The worldwide storage software market showed record revenues for the fourth quarter of 2011, according to IDC, with sales increasing by 10.5 percent year-on-year to just under $3.8 billion (£2.4 billion).
Results for the full year were up 11.6 percent to $14.16 billion, IDC said.
EMC was the top vendor for the quarter, with more than 25.7 percent of the market, followed by IBM with 19.8 percent and Symantec with 15.4 percent, according to IDC.
The two top-growing segments were storage device management software and data protection and recovery software, with revenues up 17.3 percent and 13.8 percent respectively, IDC said.
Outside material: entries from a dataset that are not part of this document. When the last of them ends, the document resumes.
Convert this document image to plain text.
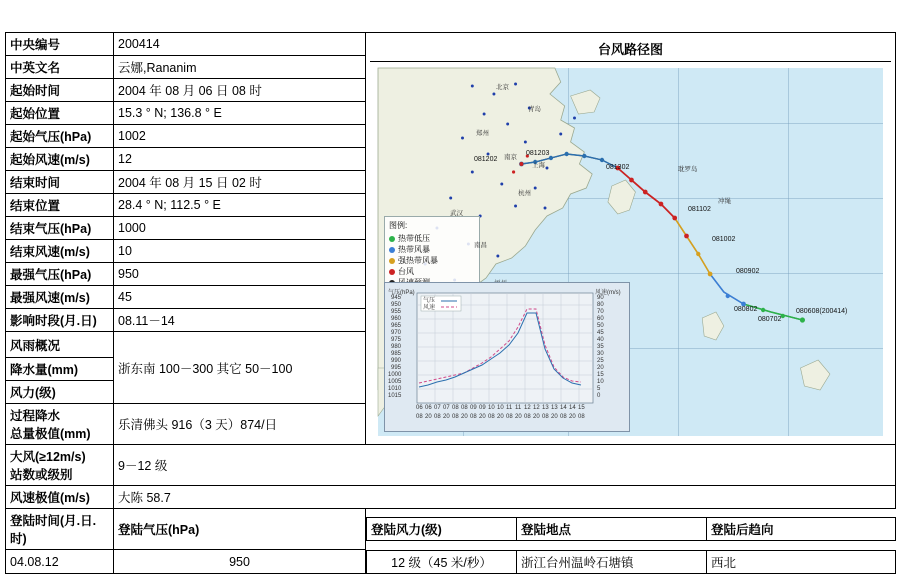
中央编号	200414	台风路径图
图例:
热带低压
热带风暴
强热带风暴
台风
081202
081203
081302
081102
081002
080902
080802
080702
080608(200414)
耽罗岛
冲绳
北京
青岛
郑州
南京
上海
杭州
武汉
南昌
气压
风速
气压(hPa)	风速(m/s)
945
950
955
960
965
970
975
980
985
990
995
1000
1005
1010
1015
90
80
70
60
50
45
40
35
30
25
20
15
10
5
0
06 06 07 07 08 08 09 09 10 10 11 11 12 12 13 13 14 14 15
08 20 08 20 08 20 08 20 08 20 08 20 08 20 08 20 08 20 08

中英文名	云娜,Rananim
起始时间	2004 年 08 月 06 日 08 时
起始位置	15.3 ° N; 136.8 ° E
起始气压(hPa)	1002
起始风速(m/s)	12
结束时间	2004 年 08 月 15 日 02 时
结束位置	28.4 ° N; 112.5 ° E
结束气压(hPa)	1000
结束风速(m/s)	10
最强气压(hPa)	950
最强风速(m/s)	45
影响时段(月.日)	08.11－14
风雨概况	浙东南 100－300 其它 50－100
降水量(mm)
风力(级)

过程降水
总量极值(mm)
	乐清佛头 916（3 天）874/日

大风(≥12m/s)
站数或级别
	9－12 级
风速极值(m/s)	大陈 58.7
登陆时间(月.日.时)	登陆气压(hPa)		登陆风力(级)	登陆地点	登陆后趋向

04.08.12	950		12 级（45 米/秒）	浙江台州温岭石塘镇	西北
The spread of virtualisation was the key to driving sales of data protection and recovery software, according to IDC analysts.
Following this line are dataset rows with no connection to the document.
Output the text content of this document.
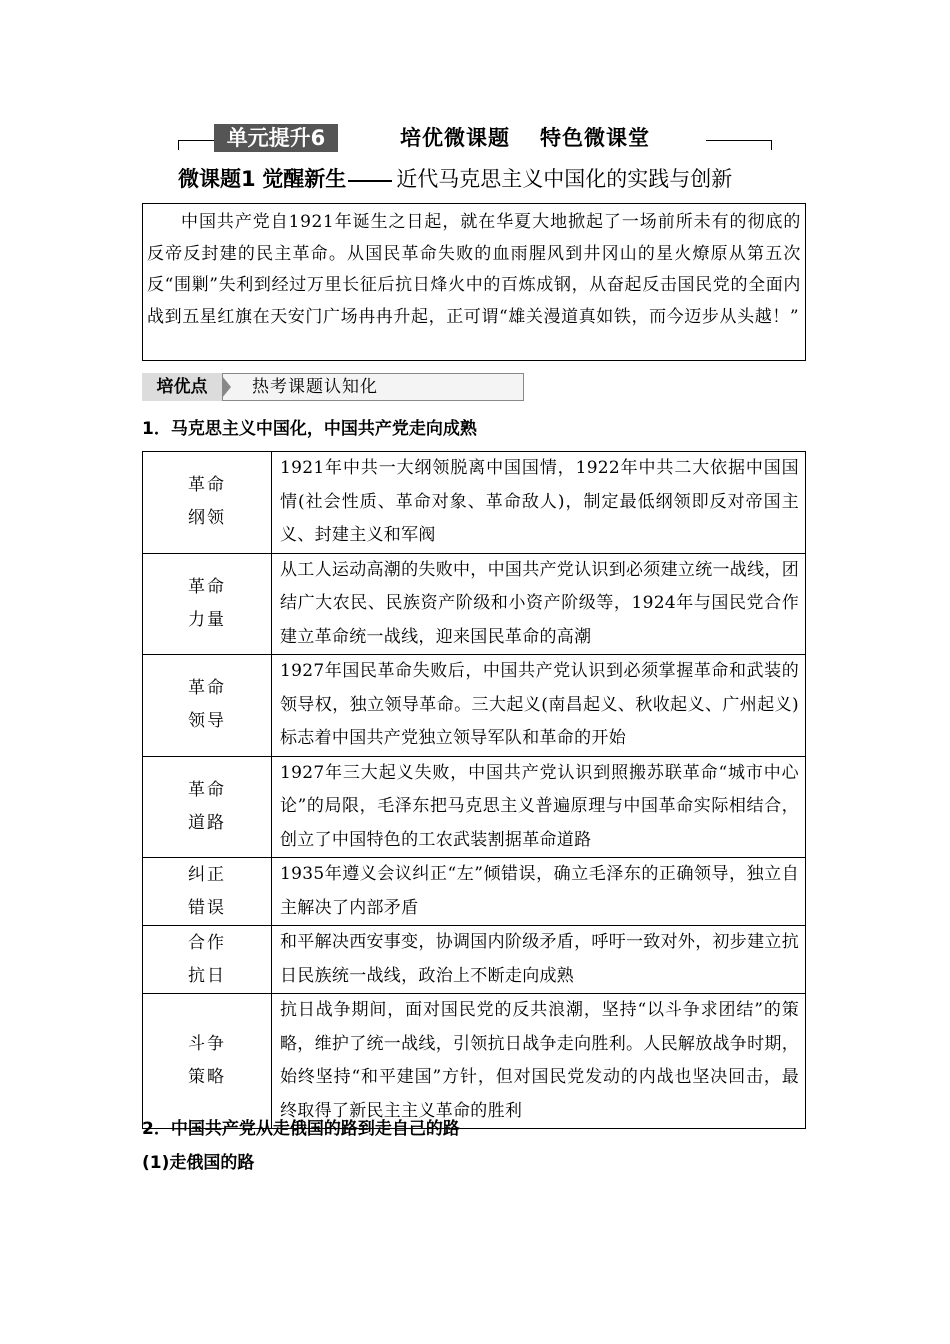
单元提升6	培优微课题 特色微课堂
微课题1 觉醒新生 近代马克思主义中国化的实践与创新

中国共产党自1921年诞生之日起，就在华夏大地掀起了一场前所未有的彻底的反帝反封建的民主革命。从国民革命失败的血雨腥风到井冈山的星火燎原从第五次反“围剿”失利到经过万里长征后抗日烽火中的百炼成钢，从奋起反击国民党的全面内战到五星红旗在天安门广场冉冉升起，正可谓“雄关漫道真如铁，而今迈步从头越！”

培优点	热考课题认知化
1．马克思主义中国化，中国共产党走向成熟
革命
纲领	1921年中共一大纲领脱离中国国情，1922年中共二大依据中国国情(社会性质、革命对象、革命敌人)，制定最低纲领即反对帝国主义、封建主义和军阀

革命
力量	从工人运动高潮的失败中，中国共产党认识到必须建立统一战线，团结广大农民、民族资产阶级和小资产阶级等，1924年与国民党合作建立革命统一战线，迎来国民革命的高潮

革命
领导	1927年国民革命失败后，中国共产党认识到必须掌握革命和武装的领导权，独立领导革命。三大起义(南昌起义、秋收起义、广州起义)标志着中国共产党独立领导军队和革命的开始

革命
道路	1927年三大起义失败，中国共产党认识到照搬苏联革命“城市中心论”的局限，毛泽东把马克思主义普遍原理与中国革命实际相结合，创立了中国特色的工农武装割据革命道路

纠正
错误	1935年遵义会议纠正“左”倾错误，确立毛泽东的正确领导，独立自主解决了内部矛盾

合作
抗日	和平解决西安事变，协调国内阶级矛盾，呼吁一致对外，初步建立抗日民族统一战线，政治上不断走向成熟

斗争
策略	抗日战争期间，面对国民党的反共浪潮，坚持“以斗争求团结”的策略，维护了统一战线，引领抗日战争走向胜利。人民解放战争时期，始终坚持“和平建国”方针，但对国民党发动的内战也坚决回击，最终取得了新民主主义革命的胜利
2．中国共产党从走俄国的路到走自己的路
(1)走俄国的路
“Data protection and recovery sales benefited greatly by the challenges introduced by virtualisation, and the requirement to guarantee high standards of recovery point objective and recovery time objective within these environments,” stated IDC research director of storage and software Eric Sheppard.
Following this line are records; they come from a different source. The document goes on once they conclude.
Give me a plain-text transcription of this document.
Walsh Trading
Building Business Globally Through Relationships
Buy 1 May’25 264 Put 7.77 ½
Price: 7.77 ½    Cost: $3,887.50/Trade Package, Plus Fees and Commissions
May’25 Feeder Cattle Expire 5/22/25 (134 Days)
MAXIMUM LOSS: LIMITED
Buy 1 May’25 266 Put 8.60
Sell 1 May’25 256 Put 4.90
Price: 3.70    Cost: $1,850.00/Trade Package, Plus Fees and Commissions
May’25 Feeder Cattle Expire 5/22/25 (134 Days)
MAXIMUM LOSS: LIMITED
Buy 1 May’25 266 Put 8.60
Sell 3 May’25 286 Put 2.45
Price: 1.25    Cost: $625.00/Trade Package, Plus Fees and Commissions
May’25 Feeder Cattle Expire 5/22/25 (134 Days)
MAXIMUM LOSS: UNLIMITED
Archiving software revenues grew by 12 percent for the full year and 7.3 percent for the fourth quarter.
IDC noted that market consolidation reshaped the storage software market in 2011, in particular with Autonomy’s acquisition of Iron Mountain and HP’s acquisition of Autonomy, which put HP into the No. 2 market share position after IBM.
A separate study released by TechNavio projected that the storage software market will grow at a compound annual rate of 7.5 percent over the next four years. But TechNavio warned that the consolidation of hardware and software vendors could hinder growth, as vendors risk losing their focus.
“Increasing operational costs due to lack of expertise could pose a challenge to the growth of this market,” TechNavio said in the report.